/ 24 November 2010

How capital gains tax affects your investments

Sam asks: Why are we encouraged to invest when in the long run we have to pay a large sum of tax on the money earned? Why are taxes like capital gains tax, for example, in exchange traded funds not mentioned to the potential investor?

Surely these investments are really not that feasible since most of the money will go to the tax man. I do realize that Sars has to be paid, however will this payment not eat up my investment?

Maya replies: Sam, I think I am going to send your question to the Treasury because it raises an important point — if you are trying to encourage saving, why are you taxing us!

The first point is that investments in shares (even via exchange traded funds and unit trusts), do not attract income tax unlike a bank deposit. This makes them more tax efficient.

For example if you invested R100 000 into a bank account and received 10% interest (R10 000) and your marginal tax rate was 40%, then you would pay R4 000 in tax.

If you invested R100 000 into an exchange traded fund and it grew by 10% and you sold it, you would pay (assuming a tax rate of 40%) capital gains tax of 10% on the gain or R1 000.

(For this comparison I did not take into account the tax exemption on the first R22 000 of interest income or R17 500 of capital gain. With these tax exemptions in both cases no tax would be payable if they were your only investment)

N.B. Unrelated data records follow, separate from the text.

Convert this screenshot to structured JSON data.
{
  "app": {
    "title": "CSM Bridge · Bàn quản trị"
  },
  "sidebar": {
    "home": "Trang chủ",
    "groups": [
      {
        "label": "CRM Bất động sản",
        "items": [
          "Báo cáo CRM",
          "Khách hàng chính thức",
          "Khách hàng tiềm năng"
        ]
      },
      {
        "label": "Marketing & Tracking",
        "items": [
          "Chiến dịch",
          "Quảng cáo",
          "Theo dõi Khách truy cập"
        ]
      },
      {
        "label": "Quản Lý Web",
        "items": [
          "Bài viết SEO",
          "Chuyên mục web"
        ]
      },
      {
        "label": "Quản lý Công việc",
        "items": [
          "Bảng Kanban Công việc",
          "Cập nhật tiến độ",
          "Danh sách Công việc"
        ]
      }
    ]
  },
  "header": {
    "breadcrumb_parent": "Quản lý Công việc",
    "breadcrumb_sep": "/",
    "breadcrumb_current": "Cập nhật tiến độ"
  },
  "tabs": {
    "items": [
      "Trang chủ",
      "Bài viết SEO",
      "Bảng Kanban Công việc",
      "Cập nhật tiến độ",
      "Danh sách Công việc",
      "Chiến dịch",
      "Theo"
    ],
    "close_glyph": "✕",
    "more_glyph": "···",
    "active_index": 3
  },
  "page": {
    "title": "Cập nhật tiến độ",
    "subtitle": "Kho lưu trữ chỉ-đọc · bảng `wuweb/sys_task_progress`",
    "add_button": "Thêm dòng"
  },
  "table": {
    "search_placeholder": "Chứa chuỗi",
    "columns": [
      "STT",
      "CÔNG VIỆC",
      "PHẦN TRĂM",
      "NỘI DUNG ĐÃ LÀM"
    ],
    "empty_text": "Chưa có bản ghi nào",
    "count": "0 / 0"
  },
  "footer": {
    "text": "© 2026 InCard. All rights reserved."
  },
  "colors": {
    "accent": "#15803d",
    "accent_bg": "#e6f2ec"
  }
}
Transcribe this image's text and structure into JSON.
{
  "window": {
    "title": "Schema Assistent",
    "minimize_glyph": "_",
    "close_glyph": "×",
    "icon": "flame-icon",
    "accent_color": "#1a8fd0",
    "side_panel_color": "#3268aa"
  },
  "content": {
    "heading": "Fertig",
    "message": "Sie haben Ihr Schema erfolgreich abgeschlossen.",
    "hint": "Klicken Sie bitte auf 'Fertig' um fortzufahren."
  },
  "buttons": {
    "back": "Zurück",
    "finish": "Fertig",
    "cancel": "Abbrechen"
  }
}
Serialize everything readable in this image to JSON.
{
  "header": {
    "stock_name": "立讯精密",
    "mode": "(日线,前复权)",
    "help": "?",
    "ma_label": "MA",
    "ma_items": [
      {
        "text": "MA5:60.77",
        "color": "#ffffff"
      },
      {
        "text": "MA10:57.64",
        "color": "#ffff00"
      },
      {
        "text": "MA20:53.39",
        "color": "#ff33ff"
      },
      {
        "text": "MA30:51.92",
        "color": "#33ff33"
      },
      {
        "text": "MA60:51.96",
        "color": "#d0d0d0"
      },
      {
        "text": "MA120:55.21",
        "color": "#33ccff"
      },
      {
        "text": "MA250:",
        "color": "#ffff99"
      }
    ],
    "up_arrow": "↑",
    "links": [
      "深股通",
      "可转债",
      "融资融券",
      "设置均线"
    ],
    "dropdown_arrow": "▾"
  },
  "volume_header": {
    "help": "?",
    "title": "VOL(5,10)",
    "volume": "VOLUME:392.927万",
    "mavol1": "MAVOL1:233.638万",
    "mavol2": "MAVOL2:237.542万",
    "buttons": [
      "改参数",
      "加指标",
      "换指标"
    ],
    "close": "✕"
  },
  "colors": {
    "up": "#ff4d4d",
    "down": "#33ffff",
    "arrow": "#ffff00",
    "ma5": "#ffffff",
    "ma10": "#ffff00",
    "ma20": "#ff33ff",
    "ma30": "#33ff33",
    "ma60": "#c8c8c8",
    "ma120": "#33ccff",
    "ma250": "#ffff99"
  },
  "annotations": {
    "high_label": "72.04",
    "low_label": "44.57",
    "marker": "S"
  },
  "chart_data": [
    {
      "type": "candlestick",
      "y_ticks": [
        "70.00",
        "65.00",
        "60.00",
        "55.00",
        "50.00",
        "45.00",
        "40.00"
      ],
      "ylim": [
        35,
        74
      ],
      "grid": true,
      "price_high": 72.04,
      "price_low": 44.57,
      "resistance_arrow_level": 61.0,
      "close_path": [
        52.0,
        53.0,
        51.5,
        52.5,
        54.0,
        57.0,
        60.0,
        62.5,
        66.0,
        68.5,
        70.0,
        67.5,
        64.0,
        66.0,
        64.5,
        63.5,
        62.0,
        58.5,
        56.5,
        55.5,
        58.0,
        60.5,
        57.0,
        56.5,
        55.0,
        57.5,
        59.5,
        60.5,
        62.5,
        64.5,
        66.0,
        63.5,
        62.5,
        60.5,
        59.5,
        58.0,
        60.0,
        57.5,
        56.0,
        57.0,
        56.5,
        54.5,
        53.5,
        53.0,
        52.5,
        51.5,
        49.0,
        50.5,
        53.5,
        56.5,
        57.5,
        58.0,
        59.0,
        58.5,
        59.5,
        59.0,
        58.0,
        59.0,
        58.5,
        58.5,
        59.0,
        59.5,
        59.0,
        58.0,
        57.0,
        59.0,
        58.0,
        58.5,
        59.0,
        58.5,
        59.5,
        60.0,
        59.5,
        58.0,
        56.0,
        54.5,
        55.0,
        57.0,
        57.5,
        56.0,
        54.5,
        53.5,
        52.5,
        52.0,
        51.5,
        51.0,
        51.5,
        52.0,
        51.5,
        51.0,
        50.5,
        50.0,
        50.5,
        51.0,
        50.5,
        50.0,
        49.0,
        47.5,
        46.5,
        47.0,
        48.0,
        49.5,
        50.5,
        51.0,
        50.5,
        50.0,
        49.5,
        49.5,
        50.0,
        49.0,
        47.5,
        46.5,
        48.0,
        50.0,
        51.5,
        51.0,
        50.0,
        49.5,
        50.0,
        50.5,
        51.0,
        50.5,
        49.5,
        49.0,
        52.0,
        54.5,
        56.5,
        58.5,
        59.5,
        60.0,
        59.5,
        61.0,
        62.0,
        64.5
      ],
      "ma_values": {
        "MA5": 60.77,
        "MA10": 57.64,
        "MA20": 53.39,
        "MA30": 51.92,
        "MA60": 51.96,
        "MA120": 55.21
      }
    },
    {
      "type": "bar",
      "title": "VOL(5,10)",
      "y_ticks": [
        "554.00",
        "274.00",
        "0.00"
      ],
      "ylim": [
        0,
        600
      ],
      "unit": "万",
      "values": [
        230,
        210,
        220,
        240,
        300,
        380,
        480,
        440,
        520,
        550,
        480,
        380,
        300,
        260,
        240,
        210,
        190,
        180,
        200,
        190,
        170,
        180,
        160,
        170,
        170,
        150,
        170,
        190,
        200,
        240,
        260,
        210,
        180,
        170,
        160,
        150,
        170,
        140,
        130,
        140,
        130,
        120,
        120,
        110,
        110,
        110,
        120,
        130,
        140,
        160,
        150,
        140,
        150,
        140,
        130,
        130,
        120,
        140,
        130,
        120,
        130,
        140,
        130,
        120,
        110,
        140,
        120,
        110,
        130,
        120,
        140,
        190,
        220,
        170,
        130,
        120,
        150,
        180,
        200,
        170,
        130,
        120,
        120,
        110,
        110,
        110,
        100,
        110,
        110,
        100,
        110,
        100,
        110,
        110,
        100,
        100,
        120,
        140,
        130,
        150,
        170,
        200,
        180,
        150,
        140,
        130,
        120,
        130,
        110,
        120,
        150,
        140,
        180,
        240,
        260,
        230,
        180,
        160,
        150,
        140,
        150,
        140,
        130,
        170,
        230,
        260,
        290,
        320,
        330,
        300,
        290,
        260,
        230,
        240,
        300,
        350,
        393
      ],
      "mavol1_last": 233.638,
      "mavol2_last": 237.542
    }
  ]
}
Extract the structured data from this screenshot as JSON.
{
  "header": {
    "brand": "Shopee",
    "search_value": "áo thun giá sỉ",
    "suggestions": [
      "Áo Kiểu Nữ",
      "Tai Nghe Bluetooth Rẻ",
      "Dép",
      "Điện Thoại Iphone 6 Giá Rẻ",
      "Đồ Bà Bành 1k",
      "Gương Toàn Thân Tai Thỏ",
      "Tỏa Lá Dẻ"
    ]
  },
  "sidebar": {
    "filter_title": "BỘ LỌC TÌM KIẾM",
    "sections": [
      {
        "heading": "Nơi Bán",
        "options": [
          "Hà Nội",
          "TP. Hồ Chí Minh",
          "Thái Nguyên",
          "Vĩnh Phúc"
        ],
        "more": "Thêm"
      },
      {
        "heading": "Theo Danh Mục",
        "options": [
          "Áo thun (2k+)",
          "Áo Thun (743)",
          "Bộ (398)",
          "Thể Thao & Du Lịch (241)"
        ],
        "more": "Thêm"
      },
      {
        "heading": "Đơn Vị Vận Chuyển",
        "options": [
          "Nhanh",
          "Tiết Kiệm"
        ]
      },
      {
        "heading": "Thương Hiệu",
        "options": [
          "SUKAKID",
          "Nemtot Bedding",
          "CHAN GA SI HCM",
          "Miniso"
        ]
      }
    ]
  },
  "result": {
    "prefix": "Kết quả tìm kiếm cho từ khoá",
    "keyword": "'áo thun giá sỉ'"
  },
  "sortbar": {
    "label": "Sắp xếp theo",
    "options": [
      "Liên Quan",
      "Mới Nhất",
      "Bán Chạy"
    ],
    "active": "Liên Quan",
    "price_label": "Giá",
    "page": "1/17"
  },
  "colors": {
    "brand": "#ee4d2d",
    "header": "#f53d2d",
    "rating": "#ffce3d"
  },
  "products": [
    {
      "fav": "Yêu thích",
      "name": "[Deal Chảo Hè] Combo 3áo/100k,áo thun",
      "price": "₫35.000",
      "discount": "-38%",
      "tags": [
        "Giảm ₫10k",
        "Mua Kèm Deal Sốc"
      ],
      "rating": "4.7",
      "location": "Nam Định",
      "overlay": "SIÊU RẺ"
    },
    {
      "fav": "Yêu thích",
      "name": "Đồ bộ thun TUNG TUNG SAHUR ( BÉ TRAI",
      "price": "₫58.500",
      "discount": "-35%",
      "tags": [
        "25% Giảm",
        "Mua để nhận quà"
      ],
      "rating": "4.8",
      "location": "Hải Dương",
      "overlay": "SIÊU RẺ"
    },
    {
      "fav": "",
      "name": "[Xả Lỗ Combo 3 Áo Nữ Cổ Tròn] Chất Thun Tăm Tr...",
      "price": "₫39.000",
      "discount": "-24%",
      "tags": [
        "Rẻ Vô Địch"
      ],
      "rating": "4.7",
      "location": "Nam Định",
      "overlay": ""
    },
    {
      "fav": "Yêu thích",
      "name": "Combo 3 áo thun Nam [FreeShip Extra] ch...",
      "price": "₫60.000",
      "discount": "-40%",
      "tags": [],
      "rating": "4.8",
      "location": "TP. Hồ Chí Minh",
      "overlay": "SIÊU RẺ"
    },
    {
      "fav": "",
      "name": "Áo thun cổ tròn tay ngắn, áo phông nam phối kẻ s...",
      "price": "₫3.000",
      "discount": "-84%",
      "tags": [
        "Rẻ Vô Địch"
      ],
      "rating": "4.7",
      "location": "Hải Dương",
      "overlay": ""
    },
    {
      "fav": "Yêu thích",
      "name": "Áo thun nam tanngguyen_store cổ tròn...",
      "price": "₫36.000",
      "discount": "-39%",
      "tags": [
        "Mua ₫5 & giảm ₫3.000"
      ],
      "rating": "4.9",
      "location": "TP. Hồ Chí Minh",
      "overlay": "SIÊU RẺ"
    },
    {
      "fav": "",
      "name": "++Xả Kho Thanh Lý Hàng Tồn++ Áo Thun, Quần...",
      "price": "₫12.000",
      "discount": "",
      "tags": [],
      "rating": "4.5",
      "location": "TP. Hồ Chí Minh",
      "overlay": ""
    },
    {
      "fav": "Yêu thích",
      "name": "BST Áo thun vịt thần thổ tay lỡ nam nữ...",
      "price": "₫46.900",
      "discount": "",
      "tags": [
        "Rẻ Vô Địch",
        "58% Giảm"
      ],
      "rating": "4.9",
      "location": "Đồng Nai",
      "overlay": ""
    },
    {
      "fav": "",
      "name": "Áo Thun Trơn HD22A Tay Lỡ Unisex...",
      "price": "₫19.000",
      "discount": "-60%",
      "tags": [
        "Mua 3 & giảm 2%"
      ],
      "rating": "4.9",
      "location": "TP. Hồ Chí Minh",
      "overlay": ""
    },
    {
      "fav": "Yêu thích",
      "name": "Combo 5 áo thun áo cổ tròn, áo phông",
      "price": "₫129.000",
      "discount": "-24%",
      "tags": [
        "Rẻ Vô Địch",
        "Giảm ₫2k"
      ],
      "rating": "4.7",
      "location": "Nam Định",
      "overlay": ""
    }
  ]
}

I agree that brochures probably should mention that capital gains tax is payable, but it is less than what you would pay on interest and everyone’s tax liability is different. If you only had a marginal tax rate of 25%, you would only pay 6,25% capital gains tax. At most you would pay 10% of your gain to Sars.

The second point is that if you want to avoid capital gains tax completely then you can invest in retirement products like your company pension or provident fund or a retirement annuity. These funds are exempt from both tax on interest income and capital gains tax.

Here government is acknowledging the need to encourage saving for retirement. The problem is that these products are not always as cost effective and are not flexible.